Wenn nun also ein Leerstand bei der Stadt gemeldet worden wäre, hätte die Verwaltung Kontakt zum Eigentümer aufnehmen können um zu hinterfragen, was der Grund für den Leerstand des Wohnraums ist. Hätte sich herausgestellt, dass die oben beschriebenen Bedenken ursächlich für die Nicht-Vermietung sind, hätte die Verwaltung den Vermieter-Service anbieten können und somit evtl. einem Vermieter ein weiteres Einkommen beschert und einen Wohnungssuchenden glücklich gemacht.
Der Leerstandsmelder fand bei keiner anderen Fraktion außer der SPD Rückhalt, der Vermieter-Service wurde dagegen mehrheitlich zur Prüfung angenommen.
Was ist von den sinnvollen SPD-Anträgen und Forderungen übrig geblieben?
30%25% Quote für den geförderten Wohnungsbau3025 Jahre BelegungsbindungkeineGeldzahlungen statt Erfüllung der QuoteEinführung eines Zweckentfremdungsverbots in FriedrichshafenMöglichkeit zur Meldung von eventuellen Leerständen- Fortschreibung des Flächennutzungsplanes (FNP) und städtebaulich sinnvoller Flächentausch
- Vorstellung des Vermietungs-Service-Programms der Vorarlberger gemeinnützigen Wohnungsbau- und Siedlungsgesellschaft m.b.H. Dornbirn (VoGeWoSi)

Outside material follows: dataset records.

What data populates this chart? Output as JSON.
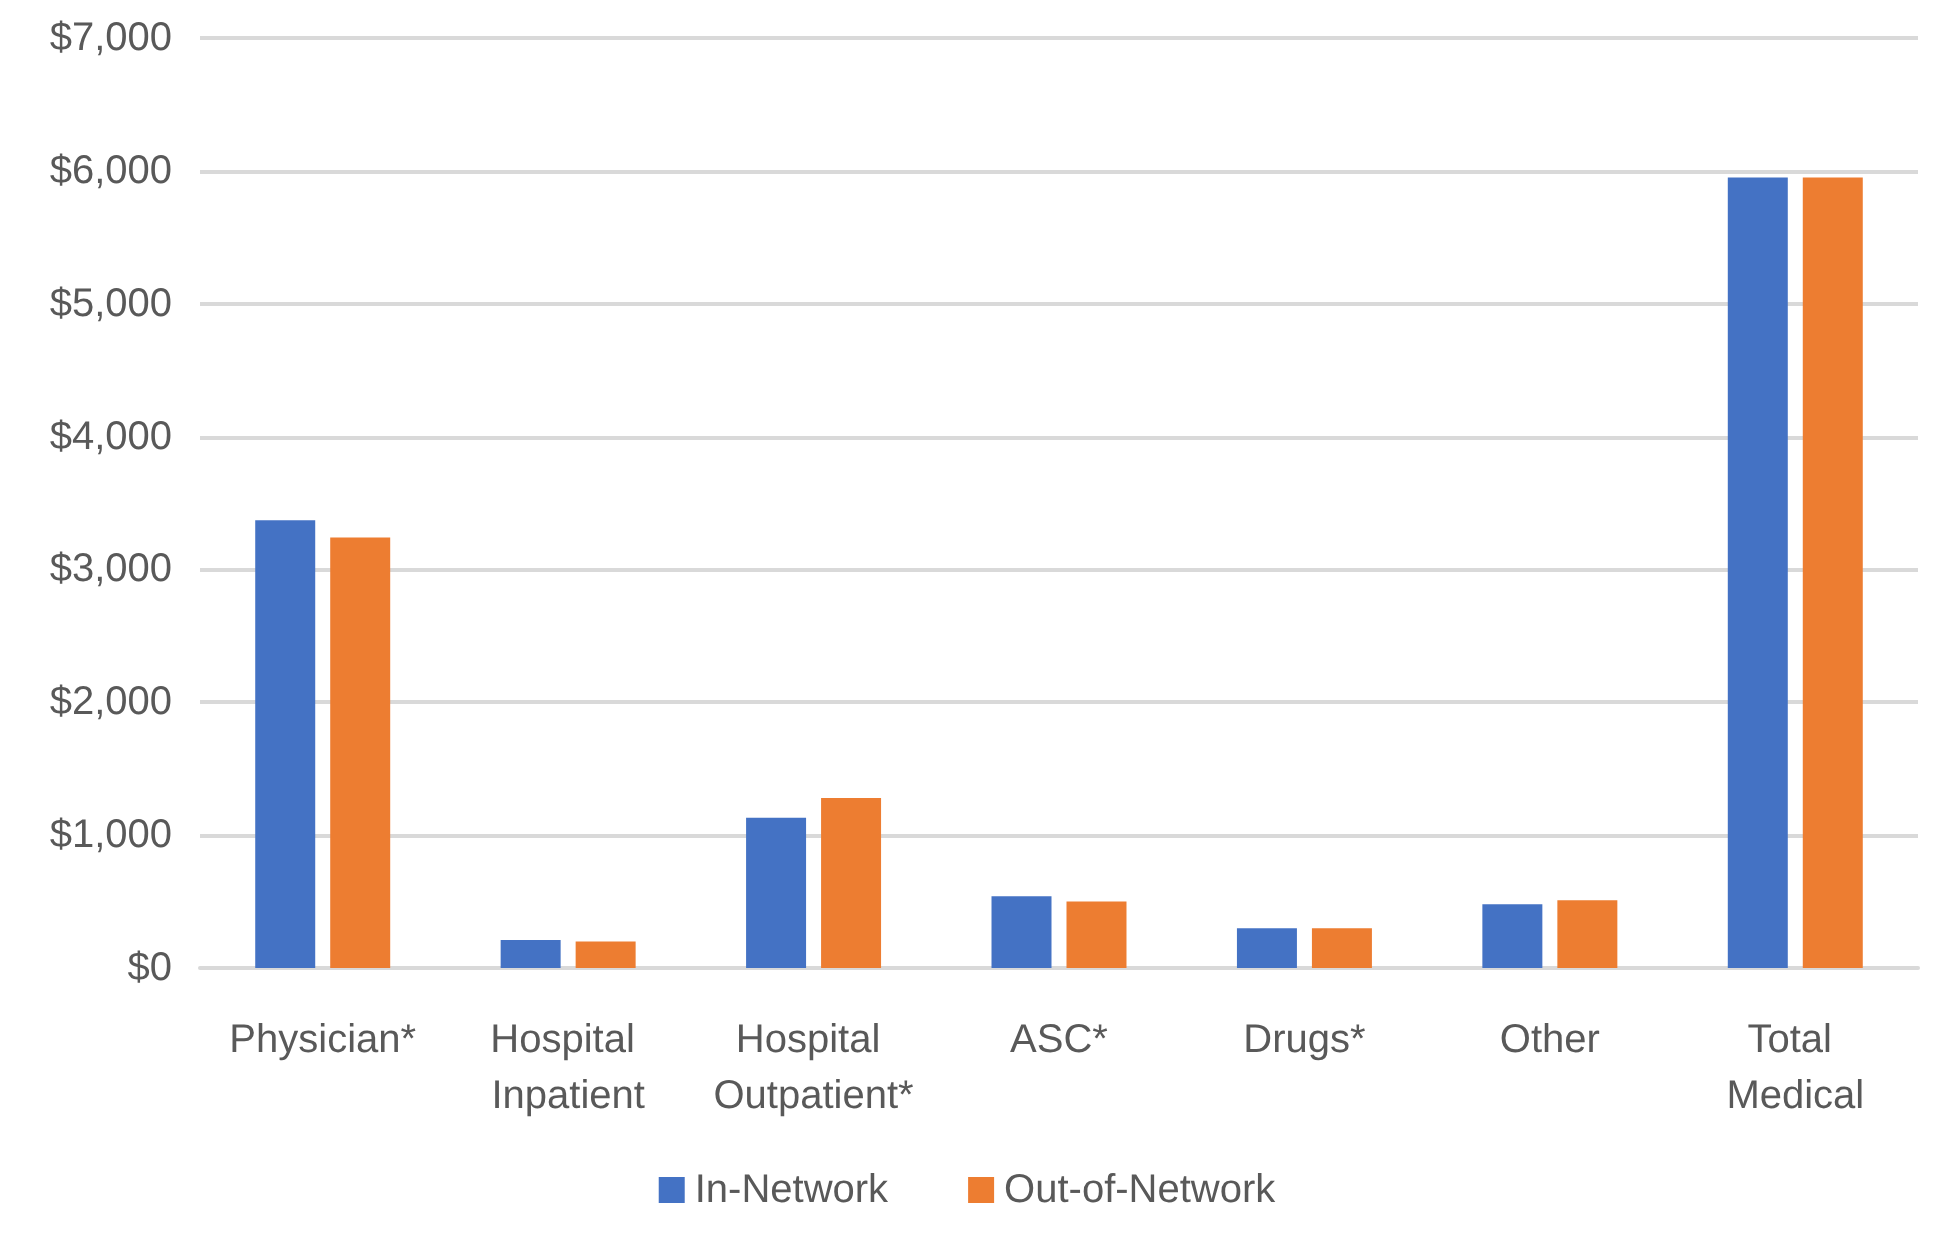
{
  "chart_data": {
    "type": "bar",
    "categories": [
      "Physician*",
      "Hospital Inpatient",
      "Hospital Outpatient*",
      "ASC*",
      "Drugs*",
      "Other",
      "Total Medical"
    ],
    "series": [
      {
        "name": "In-Network",
        "color": "#4472c4",
        "values": [
          3370,
          210,
          1130,
          540,
          300,
          480,
          5950
        ]
      },
      {
        "name": "Out-of-Network",
        "color": "#ed7d31",
        "values": [
          3240,
          200,
          1280,
          500,
          300,
          510,
          5950
        ]
      }
    ],
    "ylim": [
      0,
      7000
    ],
    "yticks": [
      {
        "value": 0,
        "label": "$0"
      },
      {
        "value": 1000,
        "label": "$1,000"
      },
      {
        "value": 2000,
        "label": "$2,000"
      },
      {
        "value": 3000,
        "label": "$3,000"
      },
      {
        "value": 4000,
        "label": "$4,000"
      },
      {
        "value": 5000,
        "label": "$5,000"
      },
      {
        "value": 6000,
        "label": "$6,000"
      },
      {
        "value": 7000,
        "label": "$7,000"
      }
    ],
    "grid": "y",
    "legend": "bottom"
  }
}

Meiner Meinung nach hat sich der Gemeinderat mit den Entscheidungen zur Schaffung von Wohnraum in Friedrichshafen einiger wesentlicher Möglichkeiten beraubt, die einen Teil des Großen und Ganzen ausgemacht und sicher ihren Anteil zur Zufriedenheit aller beigetragen hätten. Die Zukunft wird zeigen, wieviele Investoren überhaupt eine öffentliche Förderung in Anspruch nehmen und die Quote damit letztlich zum tragen kommt (keine öffentliche Förderung = keine Verpflichtung zur Quote). Und wir werden sehen, wieviele Investoren lieber eine Geldzahlung an die Stadt leisten – die das Geld nicht so sehr benötigt, wie die bebaubaren Grundstücke, anstatt die Quote in einem ihrer Objekte zu erfüllen. Wir werden erleben, ob die gewünschte Vielfalt in den Wohnquartieren entsteht, ob Mieter mit geringerem Einkommen noch Wohnraum in innerstädtischen oder stadtnahen Lagen finden. Die Entscheidungen sind gefallen.